RSOV aneurysms need definitive therapy. Patients require initial stabilization and control of heart failure symptoms with diuretics, vasodilators and inotropes. Treatment options include surgical repair or percutaneous device closure. The factors determining the choice of treatment includes anatomic location of the RSOV and associated cardiac defects. Surgical repair is still the gold standard in the management of RSOV with in-hospital mortality of less than 5%. It is usually indicated in patients who have associated VSD or large RSOV with aortic end >12mm, RSOV with multiple shunts or suspicion or evidence of aortic valve endocarditis.
Percutaneous closure of RSOV was first attempted by Cullen, et al., in 1994 using a Rashkind umbrella . Catheter closure of RSOV is now a safe and feasible alternative to surgical repair in patients with favourable anatomy without associated cardiac lesions.
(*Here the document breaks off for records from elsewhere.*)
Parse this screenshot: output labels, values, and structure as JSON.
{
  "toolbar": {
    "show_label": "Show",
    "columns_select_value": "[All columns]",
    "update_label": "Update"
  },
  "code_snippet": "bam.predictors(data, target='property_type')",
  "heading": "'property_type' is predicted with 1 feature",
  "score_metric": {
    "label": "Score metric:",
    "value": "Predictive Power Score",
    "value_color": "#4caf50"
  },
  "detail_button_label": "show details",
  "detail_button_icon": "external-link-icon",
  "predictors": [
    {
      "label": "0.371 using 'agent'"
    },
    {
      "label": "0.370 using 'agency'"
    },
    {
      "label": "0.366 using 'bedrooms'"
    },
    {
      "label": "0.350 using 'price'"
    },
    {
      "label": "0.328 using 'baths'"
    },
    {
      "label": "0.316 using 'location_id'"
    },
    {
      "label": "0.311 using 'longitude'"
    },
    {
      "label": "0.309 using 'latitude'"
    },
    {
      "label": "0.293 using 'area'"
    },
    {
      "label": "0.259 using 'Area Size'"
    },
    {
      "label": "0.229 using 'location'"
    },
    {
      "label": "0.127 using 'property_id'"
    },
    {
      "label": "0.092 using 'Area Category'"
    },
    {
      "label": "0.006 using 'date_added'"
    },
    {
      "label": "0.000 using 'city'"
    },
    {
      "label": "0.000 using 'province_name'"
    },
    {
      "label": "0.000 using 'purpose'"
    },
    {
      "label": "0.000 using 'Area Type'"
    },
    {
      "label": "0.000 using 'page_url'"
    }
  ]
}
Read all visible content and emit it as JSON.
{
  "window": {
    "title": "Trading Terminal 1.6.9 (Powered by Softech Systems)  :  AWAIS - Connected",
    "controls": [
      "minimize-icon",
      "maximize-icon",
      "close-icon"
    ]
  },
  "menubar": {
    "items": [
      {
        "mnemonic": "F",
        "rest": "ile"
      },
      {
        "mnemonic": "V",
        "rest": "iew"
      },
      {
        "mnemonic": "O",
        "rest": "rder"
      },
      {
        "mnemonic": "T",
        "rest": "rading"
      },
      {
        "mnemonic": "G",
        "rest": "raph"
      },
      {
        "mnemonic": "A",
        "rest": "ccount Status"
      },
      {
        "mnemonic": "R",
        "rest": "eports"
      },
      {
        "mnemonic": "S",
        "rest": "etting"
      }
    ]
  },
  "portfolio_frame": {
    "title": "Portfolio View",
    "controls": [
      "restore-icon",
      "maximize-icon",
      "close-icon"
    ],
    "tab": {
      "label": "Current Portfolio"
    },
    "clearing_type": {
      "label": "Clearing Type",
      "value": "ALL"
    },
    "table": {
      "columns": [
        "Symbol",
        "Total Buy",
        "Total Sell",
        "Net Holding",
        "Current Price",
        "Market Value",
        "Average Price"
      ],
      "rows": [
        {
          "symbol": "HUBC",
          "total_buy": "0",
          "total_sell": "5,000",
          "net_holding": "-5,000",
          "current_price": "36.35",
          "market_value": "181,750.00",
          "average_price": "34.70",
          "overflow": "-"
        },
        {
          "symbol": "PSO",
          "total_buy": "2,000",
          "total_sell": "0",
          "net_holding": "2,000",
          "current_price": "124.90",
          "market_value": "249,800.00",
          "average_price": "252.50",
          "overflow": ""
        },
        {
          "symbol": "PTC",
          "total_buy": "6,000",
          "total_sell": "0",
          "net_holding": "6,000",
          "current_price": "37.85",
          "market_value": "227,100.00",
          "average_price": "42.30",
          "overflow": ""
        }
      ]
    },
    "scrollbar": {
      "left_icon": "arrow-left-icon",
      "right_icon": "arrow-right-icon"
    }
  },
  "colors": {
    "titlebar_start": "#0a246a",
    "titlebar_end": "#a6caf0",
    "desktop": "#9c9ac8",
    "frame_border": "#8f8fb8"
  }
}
Most commonly used occlusion devices are Amplatzer Duct Occluder (ADO), Amplatzer Septal Occlude (ASO) and muscular VSD closure device. Complications of catheter closure include device migration, hemolysis, and encroachment on to aortic valve leaflets or coronary ostia and AV conduction disturbance.
Rupture of right sinus of Valsalva into RA is a rare occurrence. Early detection and management is vital to reduce morbidity and mortality.Tetrad of features such as continuous murmur, elevated pulsating JVP, bounding pulse along with a history of sudden-onset chest or epigastric pain is highly suggestive of RSOV aneurysm . Imaging techniques play a pivotal role in early diagnosis and treatment. Treatment options include surgical repair or percutaneous device closure based on anatomy and associated cardiac defects.
The authors are thankful to the patient for consenting to publish this case report. We are also thankful to Dr. Vidya Suratkal and her staff, Department of Cardiology, Lilavati Hospital and Research Centre, Mumbai for their support during the study.